A hectic school and work schedule is not enough to keep Lindsay Kittrell, BSN student at Missouri State, from helping others. She loves spending her time helping her fellow classmates, the community and a local camp.
Kittrell serves as the president of the Student Nurse Organization (SNO). SNO teaches future nurses leadership skills by creating partnerships with many health-based organizations in the community and volunteering at their events.
“When people come together they can make a huge difference and positively impact many individuals.”
Kittrell was named as a 2011-2012 citizen scholar, an award given by the University to accomplished students who exemplify strength and character.
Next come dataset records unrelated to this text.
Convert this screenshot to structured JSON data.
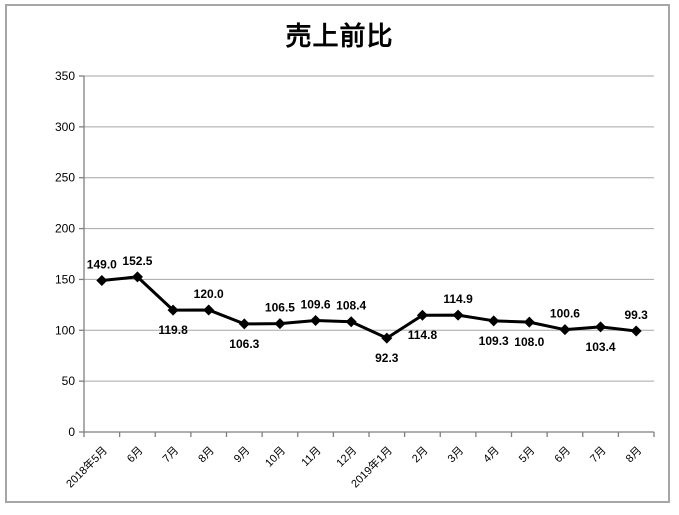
{
  "window": {
    "background_color": "#ffffff",
    "frame_border_color": "#a6a6a6"
  },
  "chart_data": {
    "type": "line",
    "title": "売上前比",
    "xlabel": "",
    "ylabel": "",
    "categories": [
      "2018年5月",
      "6月",
      "7月",
      "8月",
      "9月",
      "10月",
      "11月",
      "12月",
      "2019年1月",
      "2月",
      "3月",
      "4月",
      "5月",
      "6月",
      "7月",
      "8月"
    ],
    "values": [
      149.0,
      152.5,
      119.8,
      120.0,
      106.3,
      106.5,
      109.6,
      108.4,
      92.3,
      114.8,
      114.9,
      109.3,
      108.0,
      100.6,
      103.4,
      99.3
    ],
    "data_labels": [
      "149.0",
      "152.5",
      "119.8",
      "120.0",
      "106.3",
      "106.5",
      "109.6",
      "108.4",
      "92.3",
      "114.8",
      "114.9",
      "109.3",
      "108.0",
      "100.6",
      "103.4",
      "99.3"
    ],
    "data_label_positions": [
      "above",
      "above",
      "below",
      "above",
      "below",
      "above",
      "above",
      "above",
      "below",
      "below",
      "above",
      "below",
      "below",
      "above",
      "below",
      "above"
    ],
    "ylim": [
      0,
      350
    ],
    "yticks": [
      0,
      50,
      100,
      150,
      200,
      250,
      300,
      350
    ],
    "grid": true,
    "legend": "none",
    "x_label_rotation_deg": 45,
    "line_color": "#000000",
    "marker": "diamond",
    "marker_color": "#000000",
    "gridline_color": "#a6a6a6",
    "axis_color": "#7f7f7f",
    "text_color": "#000000"
  }
}
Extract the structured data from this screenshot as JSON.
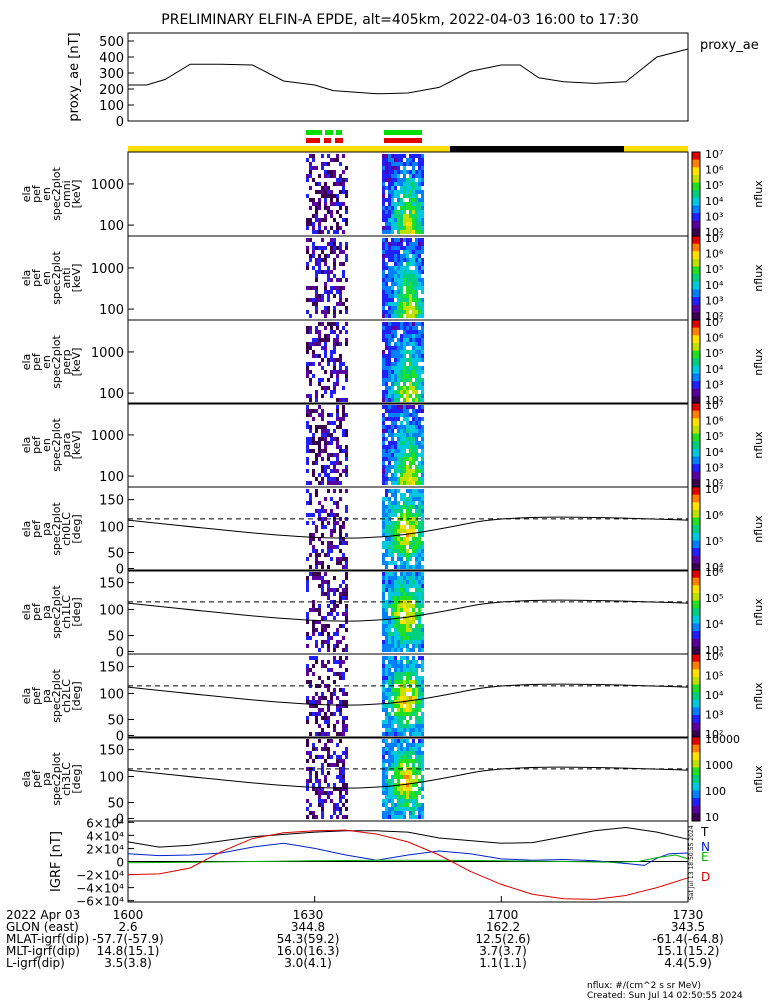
{
  "header": {
    "title": "PRELIMINARY ELFIN-A EPDE, alt=405km, 2022-04-03 16:00 to 17:30"
  },
  "chart_data": [
    {
      "type": "line",
      "panel": "proxy_ae",
      "ylabel": "proxy_ae [nT]",
      "legend": "proxy_ae",
      "yticks": [
        "500",
        "400",
        "300",
        "200",
        "100",
        "0"
      ],
      "ylim": [
        0,
        550
      ],
      "xlim": [
        0,
        90
      ],
      "x": [
        0,
        3,
        6,
        10,
        15,
        20,
        25,
        30,
        33,
        40,
        45,
        50,
        52,
        55,
        60,
        63,
        66,
        70,
        75,
        80,
        85,
        90
      ],
      "values": [
        225,
        225,
        260,
        355,
        355,
        350,
        250,
        225,
        190,
        170,
        175,
        210,
        250,
        310,
        350,
        350,
        270,
        245,
        235,
        245,
        400,
        450
      ]
    },
    {
      "type": "heatmap",
      "panel": "elfa_pef_en_spec2plot_omni",
      "ylabel_lines": [
        "ela",
        "pef",
        "en",
        "spec2plot",
        "omni",
        "[keV]"
      ],
      "yticks": [
        "1000",
        "100"
      ],
      "colorbar": {
        "label": "nflux",
        "ticks": [
          "10⁷",
          "10⁶",
          "10⁵",
          "10⁴",
          "10³",
          "10²"
        ]
      }
    },
    {
      "type": "heatmap",
      "panel": "elfa_pef_en_spec2plot_anti",
      "ylabel_lines": [
        "ela",
        "pef",
        "en",
        "spec2plot",
        "anti",
        "[keV]"
      ],
      "yticks": [
        "1000",
        "100"
      ],
      "colorbar": {
        "label": "nflux",
        "ticks": [
          "10⁷",
          "10⁶",
          "10⁵",
          "10⁴",
          "10³",
          "10²"
        ]
      }
    },
    {
      "type": "heatmap",
      "panel": "elfa_pef_en_spec2plot_perp",
      "ylabel_lines": [
        "ela",
        "pef",
        "en",
        "spec2plot",
        "perp",
        "[keV]"
      ],
      "yticks": [
        "1000",
        "100"
      ],
      "colorbar": {
        "label": "nflux",
        "ticks": [
          "10⁷",
          "10⁶",
          "10⁵",
          "10⁴",
          "10³",
          "10²"
        ]
      }
    },
    {
      "type": "heatmap",
      "panel": "elfa_pef_en_spec2plot_para",
      "ylabel_lines": [
        "ela",
        "pef",
        "en",
        "spec2plot",
        "para",
        "[keV]"
      ],
      "yticks": [
        "1000",
        "100"
      ],
      "colorbar": {
        "label": "nflux",
        "ticks": [
          "10⁷",
          "10⁶",
          "10⁵",
          "10⁴",
          "10³",
          "10²"
        ]
      }
    },
    {
      "type": "heatmap",
      "panel": "elfa_pef_pa_spec2plot_ch0LC",
      "ylabel_lines": [
        "ela",
        "pef",
        "pa",
        "spec2plot",
        "ch0LC",
        "[deg]"
      ],
      "yticks": [
        "150",
        "100",
        "50",
        "0"
      ],
      "colorbar": {
        "label": "nflux",
        "ticks": [
          "10⁷",
          "10⁶",
          "10⁵",
          "10⁴"
        ]
      }
    },
    {
      "type": "heatmap",
      "panel": "elfa_pef_pa_spec2plot_ch1LC",
      "ylabel_lines": [
        "ela",
        "pef",
        "pa",
        "spec2plot",
        "ch1LC",
        "[deg]"
      ],
      "yticks": [
        "150",
        "100",
        "50",
        "0"
      ],
      "colorbar": {
        "label": "nflux",
        "ticks": [
          "10⁶",
          "10⁵",
          "10⁴",
          "10³"
        ]
      }
    },
    {
      "type": "heatmap",
      "panel": "elfa_pef_pa_spec2plot_ch2LC",
      "ylabel_lines": [
        "ela",
        "pef",
        "pa",
        "spec2plot",
        "ch2LC",
        "[deg]"
      ],
      "yticks": [
        "150",
        "100",
        "50",
        "0"
      ],
      "colorbar": {
        "label": "nflux",
        "ticks": [
          "10⁶",
          "10⁵",
          "10⁴",
          "10³",
          "10²"
        ]
      }
    },
    {
      "type": "heatmap",
      "panel": "elfa_pef_pa_spec2plot_ch3LC",
      "ylabel_lines": [
        "ela",
        "pef",
        "pa",
        "spec2plot",
        "ch3LC",
        "[deg]"
      ],
      "yticks": [
        "150",
        "100",
        "50",
        "0"
      ],
      "colorbar": {
        "label": "nflux",
        "ticks": [
          "10000",
          "1000",
          "100",
          "10"
        ]
      }
    },
    {
      "type": "line",
      "panel": "IGRF",
      "ylabel": "IGRF [nT]",
      "yticks": [
        "6×10⁴",
        "4×10⁴",
        "2×10⁴",
        "0",
        "−2×10⁴",
        "−4×10⁴",
        "−6×10⁴"
      ],
      "ylim": [
        -62000,
        62000
      ],
      "xlim": [
        0,
        90
      ],
      "legend": [
        "T",
        "N",
        "E",
        "D"
      ],
      "series": [
        {
          "name": "T",
          "color": "#000000",
          "x": [
            0,
            5,
            10,
            20,
            30,
            35,
            40,
            45,
            50,
            55,
            60,
            65,
            70,
            75,
            80,
            85,
            90
          ],
          "values": [
            30000,
            22000,
            25000,
            38000,
            45000,
            47000,
            47000,
            45000,
            36000,
            32000,
            28000,
            29000,
            38000,
            47000,
            52000,
            45000,
            34000
          ]
        },
        {
          "name": "N",
          "color": "#0022cc",
          "x": [
            0,
            5,
            10,
            15,
            20,
            25,
            30,
            35,
            40,
            45,
            50,
            55,
            60,
            65,
            70,
            75,
            80,
            83,
            85,
            87,
            90
          ],
          "values": [
            12000,
            9000,
            10000,
            13000,
            22000,
            28000,
            20000,
            10000,
            2000,
            10000,
            16000,
            12000,
            4000,
            2000,
            3000,
            1000,
            -3000,
            -6000,
            5000,
            12000,
            13000
          ]
        },
        {
          "name": "E",
          "color": "#00b000",
          "x": [
            0,
            10,
            20,
            30,
            40,
            50,
            60,
            70,
            78,
            82,
            85,
            88,
            90
          ],
          "values": [
            -2000,
            -1000,
            0,
            1000,
            2000,
            2000,
            1000,
            0,
            -1000,
            0,
            6000,
            10000,
            4000
          ]
        },
        {
          "name": "D",
          "color": "#dd0000",
          "x": [
            0,
            5,
            10,
            15,
            20,
            25,
            30,
            35,
            40,
            45,
            50,
            55,
            60,
            65,
            70,
            75,
            80,
            85,
            90
          ],
          "values": [
            -20000,
            -19000,
            -10000,
            15000,
            35000,
            44000,
            47000,
            48000,
            42000,
            30000,
            10000,
            -15000,
            -35000,
            -50000,
            -57000,
            -58000,
            -52000,
            -40000,
            -25000
          ]
        }
      ]
    }
  ],
  "ephemeris": {
    "rows": [
      {
        "label": "2022 Apr 03",
        "cols": [
          "1600",
          "1630",
          "1700",
          "1730"
        ]
      },
      {
        "label": "GLON (east)",
        "cols": [
          "2.6",
          "344.8",
          "162.2",
          "343.5"
        ]
      },
      {
        "label": "MLAT-igrf(dip)",
        "cols": [
          "-57.7(-57.9)",
          "54.3(59.2)",
          "12.5(2.6)",
          "-61.4(-64.8)"
        ]
      },
      {
        "label": "MLT-igrf(dip)",
        "cols": [
          "14.8(15.1)",
          "16.0(16.3)",
          "3.7(3.7)",
          "15.1(15.2)"
        ]
      },
      {
        "label": "L-igrf(dip)",
        "cols": [
          "3.5(3.8)",
          "3.0(4.1)",
          "1.1(1.1)",
          "4.4(5.9)"
        ]
      }
    ]
  },
  "footer": {
    "units": "nflux: #/(cm^2 s sr MeV)",
    "created": "Created: Sun Jul 14 02:50:55 2024",
    "side_stamp": "Sat Jul 13 18:50:55 2024"
  },
  "colors": {
    "science_bar": "#ffdd00",
    "gap_bar": "#000000",
    "zone_green": "#00e000",
    "zone_red": "#e00000"
  }
}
“There is no reason for me to keep my education to myself, the more that I can spread it the better,” she said.
Kittrell is interested in becoming a nurse educator and works as an undergraduate lab assistant striving to help new nursing students learn skills. “During this job I get to work closely with the nursing instructors to help modify and mold the education in a way that will benefit the students most,” she said.
Kittrell provides advice and guidance by answering questions about nursing skills, the nursing program or questions about nursing in general. “This experience refreshes my knowledge of these skills, and helping teach these skills reinforces my learning even more,” said Kittrell.
When Kittrell had the opportunity to spend a week helping children with special needs have a traditional camp experience, she jumped at the chance. She was one of many students from the nursing department to complete a pediatric clinical rotation at Camp Barnabas.
“There are many things that nursing students can do at Camp Barnabas,” said Kittrell. “It is absolutely a great experience when learning how to care for the physical and emotional needs of the pediatric patient.”
Students also joined in the campers’ activities, which helped build relationships. “Many children were scared of some of the procedures they had to get done. We had to critically think of ways to distract them in order to help keep them comfortable and treat them successfully,” said Kittrell.
“Working with these children really made me realize the significance my education has,” said Kittrell. “We all learned a lot about caring for the pediatric patient, and left with unforgettable memories.”
In the future, Kittrell would like to continue to help others in the community by working at a local hospital. She would also like to possibly pursue travel nursing or missionary nursing and a master’s degree in nurse education
“I have many goals to achieve throughout my years of nursing; I love that I have many options and I would be more than happy doing many things within this career.”